Indeed, it was Mike Love, the group’s main lyricist at the time, drawing inspiration from the innocent and adolescent attitudes of those classic tunes written by Felice and Boudleaux Bryant (“All I Have to Do is Dream,” “Bye Bye Love”), as well as from the great American writers like Twain and O. Henry, that sculpted the group’s carefree, springtide, Golden Coast image that we’ve all grown to love.
“I combined that appreciation of language and poetry with the observation of where we grew up — the Southern California experience — and I came up with “Surfin,” “Surfin Safari,” “Surfin USA,” “I Get Around,” and “Fun, Fun, Fun,” Love told the Press.
“I came up with an idea with my cousin, Brian, to say, ‘let’s do a song about a girl who borrows her dad’s car and tells him she’s got to go to the library to study, but she doesn’t — she goes out and cruises with her friends, to see and be seen’,” he said of the latter song’s conception. “That was just part of Americana growing up.”
Love also credits his artistic capacities and general attitudes to his household. Always occupying the role as joker of the group, fans have for decades, doted upon the singer’s humorous ad-libs and vocalizations, honks, hoots and tootles that have added liveliness and character to even the most abstruse of Brian’s heady compositions.

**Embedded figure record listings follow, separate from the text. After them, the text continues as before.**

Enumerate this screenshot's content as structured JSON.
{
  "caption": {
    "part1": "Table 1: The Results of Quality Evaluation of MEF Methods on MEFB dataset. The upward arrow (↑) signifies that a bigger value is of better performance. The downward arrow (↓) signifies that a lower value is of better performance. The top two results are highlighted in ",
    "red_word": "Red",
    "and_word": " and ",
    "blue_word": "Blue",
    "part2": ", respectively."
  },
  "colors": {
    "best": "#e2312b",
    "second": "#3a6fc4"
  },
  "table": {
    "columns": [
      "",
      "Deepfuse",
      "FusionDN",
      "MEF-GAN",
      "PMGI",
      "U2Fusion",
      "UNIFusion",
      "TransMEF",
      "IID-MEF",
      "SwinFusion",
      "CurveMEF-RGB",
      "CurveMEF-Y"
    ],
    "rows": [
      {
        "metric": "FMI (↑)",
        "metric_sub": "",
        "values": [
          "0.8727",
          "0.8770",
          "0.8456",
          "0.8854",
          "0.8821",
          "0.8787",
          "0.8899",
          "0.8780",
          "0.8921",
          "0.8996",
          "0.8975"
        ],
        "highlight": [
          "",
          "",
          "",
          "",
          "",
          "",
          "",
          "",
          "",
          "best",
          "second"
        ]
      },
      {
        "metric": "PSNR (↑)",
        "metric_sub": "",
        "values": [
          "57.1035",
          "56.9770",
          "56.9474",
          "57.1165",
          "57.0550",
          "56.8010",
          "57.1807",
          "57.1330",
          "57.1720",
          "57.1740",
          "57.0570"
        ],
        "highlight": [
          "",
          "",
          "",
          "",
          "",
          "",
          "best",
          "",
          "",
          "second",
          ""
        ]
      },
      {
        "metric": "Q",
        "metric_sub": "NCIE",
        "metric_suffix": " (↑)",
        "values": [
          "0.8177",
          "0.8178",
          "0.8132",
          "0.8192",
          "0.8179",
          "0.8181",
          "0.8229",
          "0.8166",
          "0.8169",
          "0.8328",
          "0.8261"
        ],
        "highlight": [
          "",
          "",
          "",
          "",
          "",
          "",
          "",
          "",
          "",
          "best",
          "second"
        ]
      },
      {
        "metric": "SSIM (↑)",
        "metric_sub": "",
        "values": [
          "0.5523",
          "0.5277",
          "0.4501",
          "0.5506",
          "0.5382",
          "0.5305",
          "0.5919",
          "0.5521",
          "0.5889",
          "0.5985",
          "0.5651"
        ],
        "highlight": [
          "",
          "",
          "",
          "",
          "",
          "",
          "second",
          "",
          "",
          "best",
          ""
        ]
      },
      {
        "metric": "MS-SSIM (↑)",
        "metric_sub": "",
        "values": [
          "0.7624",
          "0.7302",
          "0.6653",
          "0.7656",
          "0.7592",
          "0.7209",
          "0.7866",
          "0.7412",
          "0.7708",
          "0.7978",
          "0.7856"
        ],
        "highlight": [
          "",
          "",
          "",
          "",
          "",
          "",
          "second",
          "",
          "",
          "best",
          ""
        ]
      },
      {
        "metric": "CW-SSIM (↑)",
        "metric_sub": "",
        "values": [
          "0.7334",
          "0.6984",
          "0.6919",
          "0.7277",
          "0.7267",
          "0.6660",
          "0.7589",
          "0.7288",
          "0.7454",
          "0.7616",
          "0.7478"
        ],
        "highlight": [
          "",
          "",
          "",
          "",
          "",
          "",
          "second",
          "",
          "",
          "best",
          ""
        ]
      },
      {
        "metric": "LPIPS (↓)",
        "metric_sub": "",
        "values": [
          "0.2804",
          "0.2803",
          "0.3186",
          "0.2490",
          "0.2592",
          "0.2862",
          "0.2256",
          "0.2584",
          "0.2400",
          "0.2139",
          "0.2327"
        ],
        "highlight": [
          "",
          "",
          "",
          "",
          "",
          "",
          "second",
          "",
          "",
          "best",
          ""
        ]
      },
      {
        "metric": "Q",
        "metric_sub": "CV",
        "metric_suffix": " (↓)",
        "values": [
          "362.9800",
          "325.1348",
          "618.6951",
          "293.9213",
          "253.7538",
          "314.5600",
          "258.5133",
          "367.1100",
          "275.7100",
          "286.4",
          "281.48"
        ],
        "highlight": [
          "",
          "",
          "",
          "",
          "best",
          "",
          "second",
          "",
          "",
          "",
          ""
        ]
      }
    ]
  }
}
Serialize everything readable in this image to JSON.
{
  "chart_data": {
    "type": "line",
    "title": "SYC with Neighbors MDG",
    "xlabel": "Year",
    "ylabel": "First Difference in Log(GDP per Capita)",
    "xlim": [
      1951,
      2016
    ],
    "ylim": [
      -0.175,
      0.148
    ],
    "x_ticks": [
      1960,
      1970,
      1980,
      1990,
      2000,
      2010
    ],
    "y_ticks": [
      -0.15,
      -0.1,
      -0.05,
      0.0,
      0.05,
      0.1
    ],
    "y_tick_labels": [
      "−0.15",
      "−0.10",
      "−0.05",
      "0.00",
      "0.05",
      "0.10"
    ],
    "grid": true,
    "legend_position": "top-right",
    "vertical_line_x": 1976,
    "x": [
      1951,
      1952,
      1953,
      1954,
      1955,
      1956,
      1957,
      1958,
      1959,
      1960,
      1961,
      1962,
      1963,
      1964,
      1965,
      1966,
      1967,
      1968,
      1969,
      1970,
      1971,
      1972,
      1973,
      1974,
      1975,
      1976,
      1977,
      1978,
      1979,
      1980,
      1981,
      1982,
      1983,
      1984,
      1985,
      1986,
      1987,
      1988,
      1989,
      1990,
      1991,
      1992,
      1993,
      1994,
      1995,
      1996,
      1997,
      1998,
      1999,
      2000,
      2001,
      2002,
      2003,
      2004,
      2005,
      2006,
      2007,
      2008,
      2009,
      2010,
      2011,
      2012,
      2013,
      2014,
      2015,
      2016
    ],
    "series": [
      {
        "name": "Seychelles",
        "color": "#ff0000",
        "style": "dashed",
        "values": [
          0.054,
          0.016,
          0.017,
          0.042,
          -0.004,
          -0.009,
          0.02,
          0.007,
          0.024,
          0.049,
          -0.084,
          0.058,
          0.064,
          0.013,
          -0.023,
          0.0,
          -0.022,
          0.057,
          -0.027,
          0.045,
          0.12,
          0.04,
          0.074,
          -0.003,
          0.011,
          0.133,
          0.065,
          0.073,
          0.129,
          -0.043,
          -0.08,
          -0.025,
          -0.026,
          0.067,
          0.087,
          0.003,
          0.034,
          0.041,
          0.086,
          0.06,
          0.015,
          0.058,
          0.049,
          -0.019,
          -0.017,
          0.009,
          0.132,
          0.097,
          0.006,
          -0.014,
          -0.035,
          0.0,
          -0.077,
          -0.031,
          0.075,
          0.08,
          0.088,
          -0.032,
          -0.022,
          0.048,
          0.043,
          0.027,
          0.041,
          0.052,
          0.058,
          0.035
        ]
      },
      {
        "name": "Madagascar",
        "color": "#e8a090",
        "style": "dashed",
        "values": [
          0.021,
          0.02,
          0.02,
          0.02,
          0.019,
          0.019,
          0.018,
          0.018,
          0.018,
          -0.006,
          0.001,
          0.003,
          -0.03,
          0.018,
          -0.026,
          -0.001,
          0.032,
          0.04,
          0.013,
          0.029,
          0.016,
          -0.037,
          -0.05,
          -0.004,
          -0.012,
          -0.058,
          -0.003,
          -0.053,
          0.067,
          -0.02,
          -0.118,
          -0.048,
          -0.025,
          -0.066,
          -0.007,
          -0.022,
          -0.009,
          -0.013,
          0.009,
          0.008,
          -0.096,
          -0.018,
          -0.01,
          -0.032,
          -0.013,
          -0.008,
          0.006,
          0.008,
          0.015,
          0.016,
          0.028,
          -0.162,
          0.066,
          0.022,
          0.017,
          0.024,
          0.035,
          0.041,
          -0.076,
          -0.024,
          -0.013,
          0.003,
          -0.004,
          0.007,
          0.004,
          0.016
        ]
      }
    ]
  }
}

“It’s a family tradition,” the frontman said in that iconically comic tone of his. “We used to sit around the dining room table and crack jokes. It’s just how we grew up, you know? My dad was a very hard working guy, but he was capable of some pretty cut and dry observations. He had a sense of humor and all my brothers and sisters would all have at it at each other. It just became a way we communicated.”
“I think (having a) sense of humor played a big part as a release of stress,” he added.
In addition to imparting a strong sense of whimsy to his everyday demeanor, Love’s family ties have also positioned the American Midwest to a special place in his heart, a fact embodied by those classic lines the group’s 1965 anthem to American maidens, “California Girls”: “The Midwest farmer's daughters really make you feel alright,” Love croons on the record. “And the Northern girls with the way they kiss/ they keep their boyfriends warm at night.”
“We’ve always appreciated the history of the West,” Love said, also pointing to a song entitled “Heroes and Villains,” the lead track off their 1967 album, “Smiley Smile,” the lyrics of which were inspired by Marty Robbins’ 1959 country and western hit, “El Paso.”
“My mother was born in Hutchinson, Kansas, and the Wilson brother’s mom was born in Minneapolis to German parents, so yeah, we have those Midwest connections,” the singer told the Press before he admitted to hastily penning the lyrics to “California Girls.”
“My cousin Brian was doing the track with the Wrecking Crew (an ensemble of renowned studio musicians which included the likes of Glen Campbell and Carol Kaye) and I stepped out in the hallway and I came up with the lyrics,” he confessed. “Brian had the chorus, but he didn’t have any of the verses so I went out and wrote the verses.”
“It came together beautifully,” the musician said with a timbre of satisfaction in his voice.